BAB I
PENDAHULUAN
1.1. Latar Belakang
Kesehatan reproduksi merupakan keadaan seksualitas yang sehat yang berhubungan dengan fungsi dan proses sistem reproduksi. Seksualitas dalam hal ini berkaitan erat dengan anatomi dan fungsional alat reproduksi atau alat kelamin manusia dan dampaknya bagi kehidupan fisik dan biologis manusia. Termasuk dalam menjaga kesehatannya dari gangguan seperti IMS dan HIV/AIDS (Herbaleng, 2001).
Dahulu kelompok penyakit ini dikenal sebagai penyakit kelamin yang hanya terdiri dari 5 jenis penyakit yaitu gonoroe (kencing nanah), sifilis (raja singaj, ulkus mole, limfogranuloma inguinale (bungkul) dan granuloma inguinale. Namun pada akhir abad ke-20 dapat dibuktikan bahwa pada waktu mengadakan hubungan seksual dapat terjadi infeksi oleh lebih dari 20 jenis kuman, sehingga muncullah istilah Penyakit Menular Seksual (PMS). Pada tahun 1997 pada Kongres IUVDT {International Union of Venereal Diseases and Treponematosis) di Australia, istilah tersebut diubah menjadi IMS, oleh karena semua penyakit yang termasuk dalam kelompok tersebut merupakan penyakit infeksi (Djajakusumah, 2008).

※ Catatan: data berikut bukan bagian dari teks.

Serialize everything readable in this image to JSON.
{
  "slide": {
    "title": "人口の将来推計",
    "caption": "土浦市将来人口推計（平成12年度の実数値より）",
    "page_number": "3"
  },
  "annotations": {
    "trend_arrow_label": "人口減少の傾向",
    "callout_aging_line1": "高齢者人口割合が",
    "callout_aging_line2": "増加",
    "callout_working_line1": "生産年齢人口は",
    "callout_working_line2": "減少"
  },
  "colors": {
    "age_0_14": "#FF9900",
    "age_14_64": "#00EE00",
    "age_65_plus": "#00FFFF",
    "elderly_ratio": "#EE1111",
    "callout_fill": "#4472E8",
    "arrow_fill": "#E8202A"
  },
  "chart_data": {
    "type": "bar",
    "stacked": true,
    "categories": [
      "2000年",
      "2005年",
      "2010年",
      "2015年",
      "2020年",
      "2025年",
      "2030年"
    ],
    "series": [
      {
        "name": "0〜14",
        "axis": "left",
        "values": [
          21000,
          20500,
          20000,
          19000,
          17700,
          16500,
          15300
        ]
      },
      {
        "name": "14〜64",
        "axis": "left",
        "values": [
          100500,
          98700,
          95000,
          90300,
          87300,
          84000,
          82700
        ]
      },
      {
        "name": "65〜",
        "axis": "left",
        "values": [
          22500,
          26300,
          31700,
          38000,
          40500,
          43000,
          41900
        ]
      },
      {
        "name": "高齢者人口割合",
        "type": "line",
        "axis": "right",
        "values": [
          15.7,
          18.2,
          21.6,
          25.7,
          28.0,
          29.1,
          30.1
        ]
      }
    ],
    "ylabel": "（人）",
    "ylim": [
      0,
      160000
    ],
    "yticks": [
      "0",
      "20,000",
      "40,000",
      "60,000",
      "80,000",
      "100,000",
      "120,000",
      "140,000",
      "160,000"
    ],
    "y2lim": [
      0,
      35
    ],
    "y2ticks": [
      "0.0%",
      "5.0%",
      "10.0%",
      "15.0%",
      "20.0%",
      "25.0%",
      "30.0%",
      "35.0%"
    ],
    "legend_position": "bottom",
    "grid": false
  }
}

Sexually Transmitted Infection (STI) dalam bahasa Indonesia diterjemahkan sebagai penyakit Infeksi Menular Seksual (IMS) mencerminkan masalah terbesar dalam kesehatan masyarakat di negara berkembang. Pada seorang individu, penyakit IMS membuat individu tersebut rentan terhadap infeksi HIV. Penularan IMS melalui hubungan seksual diikuti dengan perilaku yang menempatkan individu dalam risiko mencapai HIV, seperti mereka berperilaku bergantian pasangan seksual, dan tidak konsisten menggunakan kondom (BNN, 2004).

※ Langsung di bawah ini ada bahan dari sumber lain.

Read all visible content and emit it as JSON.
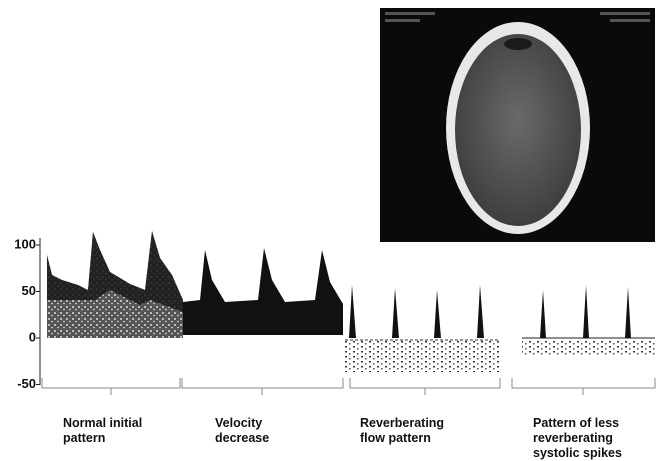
{
  "axis": {
    "ticks": [
      100,
      50,
      0,
      -50
    ]
  },
  "stages": [
    {
      "lines": [
        "Normal initial",
        "pattern"
      ]
    },
    {
      "lines": [
        "Velocity",
        "decrease"
      ]
    },
    {
      "lines": [
        "Reverberating",
        "flow pattern"
      ]
    },
    {
      "lines": [
        "Pattern of less",
        "reverberating",
        "systolic spikes"
      ]
    }
  ]
}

Krisis ekonomi yang melanda Indonesia, dampaknya mulai terasa sejak awal tahun 1998. Selain langsung pada kehidupan ekonomi bangsa, juga berdampak pada berbagai aspek kehidupan masyarakat. Krisis ekonomi mengakibatkan turunnya pendapatan nyata penduduk akibat hilangnya kesempatan kerja. Dampak kelanjutan adalah kerawanan yang menyangkut berbagai hal, salah satu diantaranya adalah bidang ekonomi dan sosial. Krisis ekonomi dapat meningkatkan jumlah Pekerja Seks Komersial (PSK). Karena sifat pekerjaan dan perilaku mereka, para PSK berpotensi tertular dan menularkan Infeksi Menular Seksual (IMS) (Kasnodihardjo, 2010).

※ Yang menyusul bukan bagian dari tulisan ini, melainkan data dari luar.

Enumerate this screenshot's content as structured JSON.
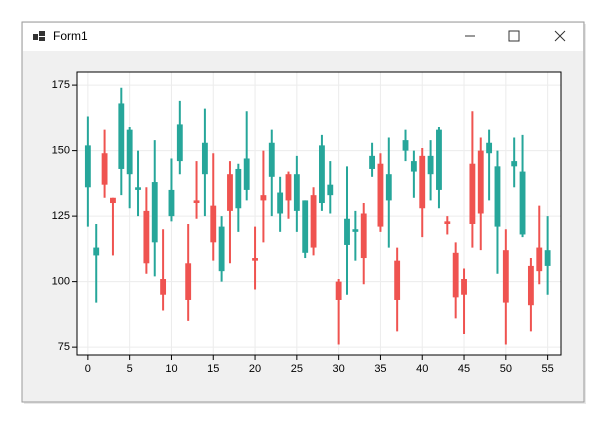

Pekerja Seks Komersial (PSK) adalah suatu pekejaan atau profesi dengan melacurkan diri, penjualan diri dengan jalan memperjualbelikan badan, kehormatan dan kepribadian kepada banyak orang untuk memuaskan nafsu-nafsu seks dengan imbalan pembayaran, dengan alasan komersial mereka siap melakukan apa saja untuk kepuasan pelanggan sampai pada perilaku seks yang tidak sehat, sehingga kelompok ini beresiko untuk terkena infeksi menular seksual (IMS) (Kartono, 2003).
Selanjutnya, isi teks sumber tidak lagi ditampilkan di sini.